Silly, isn’t it?
The sailor receives a proposal
To arrange for a human disposal
But the fellow who picked him
Is also the victim
A role that would seem self-opposal.
Another LADY FROM SHANGHAI limerick is now available over at Limerwrecks, home of the film noir limerick, and another participating outlet in the Self-Styled Siren, Ferdy on Film and the Film Noir Foundation’s For the Love of Film (Noir) Film Preservation Blogathon.
So, when I said that my previous post was the penultimate in my blogathon entries, that wasn’t accurate.
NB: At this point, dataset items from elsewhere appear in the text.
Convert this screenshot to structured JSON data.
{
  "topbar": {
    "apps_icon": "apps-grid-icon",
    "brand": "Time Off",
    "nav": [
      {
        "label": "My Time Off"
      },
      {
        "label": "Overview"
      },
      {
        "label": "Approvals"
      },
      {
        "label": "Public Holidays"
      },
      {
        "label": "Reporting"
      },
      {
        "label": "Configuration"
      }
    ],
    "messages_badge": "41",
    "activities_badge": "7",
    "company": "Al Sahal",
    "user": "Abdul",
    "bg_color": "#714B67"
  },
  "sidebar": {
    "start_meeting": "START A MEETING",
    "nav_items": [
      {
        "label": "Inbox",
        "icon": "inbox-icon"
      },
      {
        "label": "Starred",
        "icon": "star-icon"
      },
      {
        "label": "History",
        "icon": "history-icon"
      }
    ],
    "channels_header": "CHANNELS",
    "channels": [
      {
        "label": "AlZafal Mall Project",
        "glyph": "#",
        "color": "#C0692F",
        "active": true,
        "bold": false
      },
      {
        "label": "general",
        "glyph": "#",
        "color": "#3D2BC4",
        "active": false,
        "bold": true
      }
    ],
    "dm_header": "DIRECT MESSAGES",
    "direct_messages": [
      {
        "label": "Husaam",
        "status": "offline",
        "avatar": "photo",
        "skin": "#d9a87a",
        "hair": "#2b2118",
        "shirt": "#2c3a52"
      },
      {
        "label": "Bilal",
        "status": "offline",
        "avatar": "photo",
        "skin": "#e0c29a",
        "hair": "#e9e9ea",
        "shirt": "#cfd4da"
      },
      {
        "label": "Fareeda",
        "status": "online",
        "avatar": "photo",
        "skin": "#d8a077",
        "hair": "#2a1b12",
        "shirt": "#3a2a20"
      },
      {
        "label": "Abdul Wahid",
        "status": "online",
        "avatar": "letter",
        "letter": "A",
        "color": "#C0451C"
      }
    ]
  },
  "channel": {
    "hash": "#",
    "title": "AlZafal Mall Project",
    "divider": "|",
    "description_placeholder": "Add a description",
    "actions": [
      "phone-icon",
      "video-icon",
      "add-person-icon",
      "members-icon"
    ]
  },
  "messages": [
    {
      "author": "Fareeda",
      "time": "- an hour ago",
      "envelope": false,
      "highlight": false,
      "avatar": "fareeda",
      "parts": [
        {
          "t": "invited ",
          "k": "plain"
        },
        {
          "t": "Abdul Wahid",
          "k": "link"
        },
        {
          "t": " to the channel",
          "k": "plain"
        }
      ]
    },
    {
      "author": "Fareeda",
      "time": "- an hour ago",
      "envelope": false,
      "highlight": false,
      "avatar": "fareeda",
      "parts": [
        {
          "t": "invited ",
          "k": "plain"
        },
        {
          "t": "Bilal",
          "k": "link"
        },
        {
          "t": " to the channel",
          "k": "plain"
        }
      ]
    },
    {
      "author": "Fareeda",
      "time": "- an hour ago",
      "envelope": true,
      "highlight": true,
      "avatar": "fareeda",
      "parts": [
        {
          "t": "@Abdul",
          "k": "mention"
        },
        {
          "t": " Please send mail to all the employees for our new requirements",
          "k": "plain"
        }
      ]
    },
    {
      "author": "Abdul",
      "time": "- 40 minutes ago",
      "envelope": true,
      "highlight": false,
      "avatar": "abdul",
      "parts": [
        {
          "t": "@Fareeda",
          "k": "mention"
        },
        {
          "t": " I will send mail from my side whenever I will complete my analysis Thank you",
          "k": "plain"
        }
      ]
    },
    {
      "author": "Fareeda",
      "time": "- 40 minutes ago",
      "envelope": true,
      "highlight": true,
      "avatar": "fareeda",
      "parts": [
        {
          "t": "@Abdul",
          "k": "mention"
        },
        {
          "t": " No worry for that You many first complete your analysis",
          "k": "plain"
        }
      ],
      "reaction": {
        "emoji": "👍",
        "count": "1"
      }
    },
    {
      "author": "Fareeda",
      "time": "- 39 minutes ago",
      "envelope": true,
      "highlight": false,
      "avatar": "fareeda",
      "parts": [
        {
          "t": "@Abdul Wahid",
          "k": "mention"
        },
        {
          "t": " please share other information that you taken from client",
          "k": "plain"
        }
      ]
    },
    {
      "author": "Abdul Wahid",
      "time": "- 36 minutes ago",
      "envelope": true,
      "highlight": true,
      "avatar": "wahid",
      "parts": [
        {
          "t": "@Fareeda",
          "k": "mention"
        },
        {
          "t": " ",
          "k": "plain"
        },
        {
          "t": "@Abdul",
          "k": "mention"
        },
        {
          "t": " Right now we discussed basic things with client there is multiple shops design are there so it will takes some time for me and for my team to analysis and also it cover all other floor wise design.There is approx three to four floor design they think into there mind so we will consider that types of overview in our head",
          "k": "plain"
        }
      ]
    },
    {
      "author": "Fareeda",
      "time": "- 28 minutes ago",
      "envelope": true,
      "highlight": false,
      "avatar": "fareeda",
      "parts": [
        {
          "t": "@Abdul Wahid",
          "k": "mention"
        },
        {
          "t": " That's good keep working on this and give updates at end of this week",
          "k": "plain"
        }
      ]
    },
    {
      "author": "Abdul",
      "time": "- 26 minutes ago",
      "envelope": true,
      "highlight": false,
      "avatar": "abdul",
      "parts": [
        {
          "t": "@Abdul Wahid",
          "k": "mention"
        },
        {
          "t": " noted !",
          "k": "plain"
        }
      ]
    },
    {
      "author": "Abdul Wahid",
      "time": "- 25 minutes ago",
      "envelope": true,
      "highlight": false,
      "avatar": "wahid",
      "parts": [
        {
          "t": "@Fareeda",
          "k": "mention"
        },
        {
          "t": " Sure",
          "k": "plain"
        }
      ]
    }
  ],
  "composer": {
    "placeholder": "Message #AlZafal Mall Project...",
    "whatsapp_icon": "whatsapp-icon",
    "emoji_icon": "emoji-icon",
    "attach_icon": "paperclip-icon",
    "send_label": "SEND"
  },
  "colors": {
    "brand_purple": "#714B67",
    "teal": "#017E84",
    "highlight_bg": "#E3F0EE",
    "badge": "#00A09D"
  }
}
THIS is my penultimate post.
Donate some money, and when you see THE SOUND OF FURY you will know that a few of its scintillating seconds owe their glistening, pristine existence to you!
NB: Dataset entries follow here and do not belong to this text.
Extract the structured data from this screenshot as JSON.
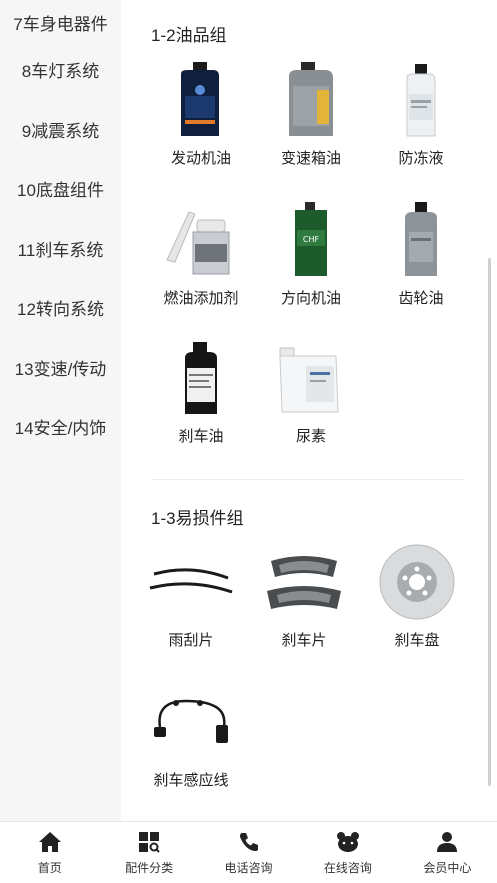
{
  "sidebar": {
    "items": [
      {
        "label": "7车身电器件"
      },
      {
        "label": "8车灯系统"
      },
      {
        "label": "9减震系统"
      },
      {
        "label": "10底盘组件"
      },
      {
        "label": "11刹车系统"
      },
      {
        "label": "12转向系统"
      },
      {
        "label": "13变速/传动"
      },
      {
        "label": "14安全/内饰"
      }
    ]
  },
  "sections": [
    {
      "title": "1-2油品组",
      "products": [
        {
          "label": "发动机油",
          "icon": "engine-oil-bottle"
        },
        {
          "label": "变速箱油",
          "icon": "transmission-oil-bottle"
        },
        {
          "label": "防冻液",
          "icon": "antifreeze-bottle"
        },
        {
          "label": "燃油添加剂",
          "icon": "fuel-additive-can"
        },
        {
          "label": "方向机油",
          "icon": "steering-oil-can"
        },
        {
          "label": "齿轮油",
          "icon": "gear-oil-bottle"
        },
        {
          "label": "刹车油",
          "icon": "brake-fluid-bottle"
        },
        {
          "label": "尿素",
          "icon": "urea-container"
        }
      ]
    },
    {
      "title": "1-3易损件组",
      "products": [
        {
          "label": "雨刮片",
          "icon": "wiper-blades"
        },
        {
          "label": "刹车片",
          "icon": "brake-pads"
        },
        {
          "label": "刹车盘",
          "icon": "brake-disc"
        },
        {
          "label": "刹车感应线",
          "icon": "brake-sensor-wire"
        }
      ]
    }
  ],
  "bottom_nav": [
    {
      "label": "首页",
      "icon": "home-icon"
    },
    {
      "label": "配件分类",
      "icon": "category-icon"
    },
    {
      "label": "电话咨询",
      "icon": "phone-icon"
    },
    {
      "label": "在线咨询",
      "icon": "chat-icon"
    },
    {
      "label": "会员中心",
      "icon": "user-icon"
    }
  ]
}
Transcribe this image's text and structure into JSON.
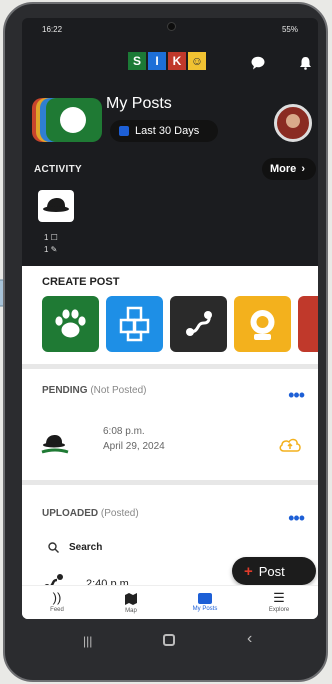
{
  "status": {
    "time": "16:22",
    "battery": "55%"
  },
  "logo": [
    "S",
    "I",
    "K",
    "☺"
  ],
  "header": {
    "title": "My Posts",
    "range": "Last 30 Days"
  },
  "activity": {
    "label": "ACTIVITY",
    "more": "More",
    "stats_line1": "1 ☐",
    "stats_line2": "1 ✎"
  },
  "create_post": {
    "label": "CREATE POST"
  },
  "pending": {
    "title": "PENDING",
    "subtitle": "(Not Posted)",
    "item_time": "6:08 p.m.",
    "item_date": "April 29, 2024"
  },
  "uploaded": {
    "title": "UPLOADED",
    "subtitle": "(Posted)",
    "search": "Search",
    "item_time": "2:40 p.m."
  },
  "post_button": {
    "label": "Post"
  },
  "nav": [
    {
      "label": "Feed"
    },
    {
      "label": "Map"
    },
    {
      "label": "My Posts"
    },
    {
      "label": "Explore"
    }
  ],
  "colors": {
    "accent": "#1d5fd6",
    "paw_tile": "#1f7a34",
    "blocks_tile": "#1e8fe6",
    "route_tile": "#2a2a2a",
    "camera_tile": "#f3b11d",
    "partial_tile": "#c0392b"
  }
}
February 19, 2011 at 8:34 pm
[...] a Brobdingnagian in Lilliput, a mountain among midgets.” Oh, and he’s gotten into the limerick act, [...]
February 19, 2011 at 10:05 pm
That’s the scariest shot in the entire movie. And Glenn Anders gives the creepiest performance in the history of the cinema, IMO, in this demented masterpiece.
February 20, 2011 at 1:03 am
It’s an amazing angle. Not only does the vertigo get you, but the wide-angle lens makes the eyelines go kerflooey, so that everybody seems to be staring past everybody, in a really creepy way.
February 20, 2011 at 6:01 pm
Another thumbs up for Anders. I have seen this movie 6 times and I can’t figure out why he’s what he’s doing (or why he’s even in the movie), but I love him and his natty high-waisted trousers.
February 20, 2011 at 6:07 pm
I’ll try again for sense: I can’t figure out why he’s doing what he’s doing. I’d love to know if all his tic shtick was his own original “thing”, or if he did what Welles told him to do, or if they worked on enacting the character together.
And that voice!
February 20, 2011 at 6:48 pm
The only other movie I can recall him in is Losey’s M, where he’s part of a simply amazing menagerie of gangsters. His performance is close to the one in LFS, except of course Welles gets him to turn it up to 11.
I don’t think I’ve even figured out why Grisby hires O’Hara to kill him, since as Elsa observes, his insurance scam idea doesn’t make a lick of sense.
February 21, 2011 at 1:42 am
Yes that’s quite a crew in the Losey M: Glenn Anders, David Wayne, Raymond Burr, Martin Gabel, Luther Adler, and my pal Norman Lloyd.